Judging process

This page explains the procedure we used to determine the winners of the programming contest.

Errare Humanum Est

We were not quite as merciless as we had announced. We applied relaxed criteria on these three points:

Deadline: we accepted entries up to 10 minutes after the deadline. Some peoples' clocks are off by that much...
Interfacing problems: a few programs would take their input from a file, or would not expect the time limit as a command-line argument. We fixed them, except for the binaries/links to cat, which are worthless anyway.
Left-over debugging code: a couple of programs had debugging output enabled (and sent to stdout). We fixed them too.

We didn't fix any other kind of bug, however trivial. The line has to be drawn somewhere.

Elimination round

We tried to eliminate as many programs as possible using the correctness and time-limit criteria. Because the number of entries was overwhelming, we were eager to get rid of most of them.

The elimination round consisted of running the programs on the following input files (the file size and time limit are given in parentheses).

000-example.txt (14k, 3 minutes): an HTML page translated into SML/NG. This file was made available to the competitors shortly after the beginning of the contest.
001-null.txt (0, 3 minutes): an empty file.
002-almost-empty.txt (9 bytes, 3 minutes): nothing but an open-and-closed PL tag.
003-third-step.txt (5k, 3 minutes): some of the validator input, some random stuff, and a list of nasty hand-written cases.
004-random.txt (13k, 3 minutes): random stuff produced by three different programs.
005-icfp2000.txt (65k, 10 minutes): the task description of last year's contest, HTML version translated to SML/NG.
006-exhaustive.txt (1.2M, 30 minutes): a not-quite-exhaustive catalog of tag combinations.
100-hand.txt (4k, 15 minutes): a bunch of hand-written test cases.
101-validate-big.txt (134k, 15 minutes): a large extract from the log file of the on-line equivalence validator.
102-validate-small.txt (97k, 15 minutes): same as validate-big, but using the short versions of the equivalent documents.
103-the-random-returns.txt (11k, 15 minutes): another random-generated example.

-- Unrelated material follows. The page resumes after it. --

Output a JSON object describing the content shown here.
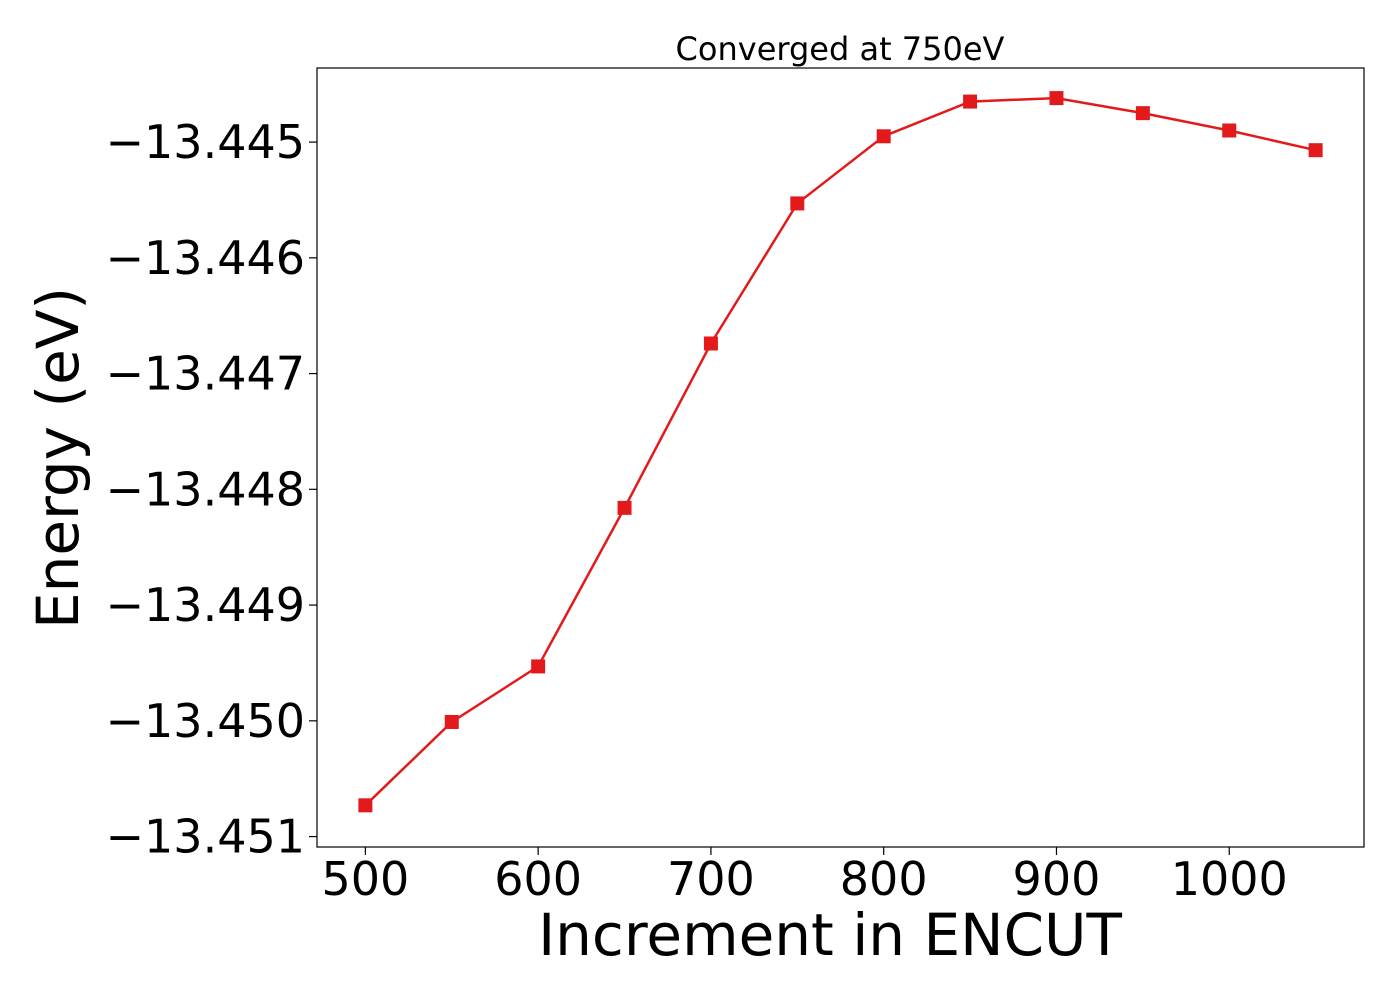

The elimination round reduced the competition to 57 entries, eliminating exactly 2/3 of the entries. The full table of results is available.

Performance round

The goal of this round was to pick a list of 10 finalists. We used the following algorithm:

Use the results of the "interesting" input files: 005, 006, 100, 101, 102, 103.
Each input file yields a ranking of the entries (first, second, etc.) Note that the entries eliminated by the first round do not interfere with these ranks.
The score of an entry is simply the sum of its ranks. For example, an entry that was first on every input file would have a score of 6. The best programs are the ones with the smallest scores.
The finalists are the 10 programs with the smallest scores.

The finalists are:

LALR(5000000)
runme
Wheeler's Wacky Search
Dylan Hackers
Beam Search
trender
mltong
(\x.x)
ElegantBlob
RemarkToo

The full table of results is available.

Final round

Now that we are down to 10 programs, we can try larger time-limits, in order to give a good opportunity to sophisticated programs. We used the following input files:

200-hevea.txt (2.6M, 60 minutes): the source code of HeVeA (a TeX-to-HTML translator that includes an HTML optimiser), pretty-printed in HTML and translated to SML/NG.
201-suite.txt (28k, 60 minutes): the test suite of HeVeA, translated to SML/NG via HTML.
202-hand-again.txt (4k, 60 minutes): same as 100-hand.txt, but with a larger time limit.
203-fractal-big.txt (925k, 60 minutes): a large randomly-generated document.

We ranked the programs with the same algorithm as for the performance round, using the following list of files: 005, 006, 101, 102, 103, 201, 202, 203, 204. 100-hand.txt was not used for this round because it is the same file as 202-hand-again.txt (and it gives the same ranks). The final scores are:

(16) LALR(5000000)
(27) Dylan Hackers
(38) runme
(39) ElegantBlob
(51) ReMarkToo
(53) Beam Search
(58) mltong
(59) trender
(62) (\x.x)
(73) Wheeler's Wacky Search

The full table of results is available.

Final round for the lightning division

For lack of a better idea for the judges' special prize, we simply repeated the performance round and final round (with 6 finalists), restricted to lightning programs, with the following results:

(16) Erlightning
(20) slow
(30) Wheeler's Wacky Search [not the same as above]
(36) NCNH
(43) mltong-lightning
(44) b8_short

The full table of results is available.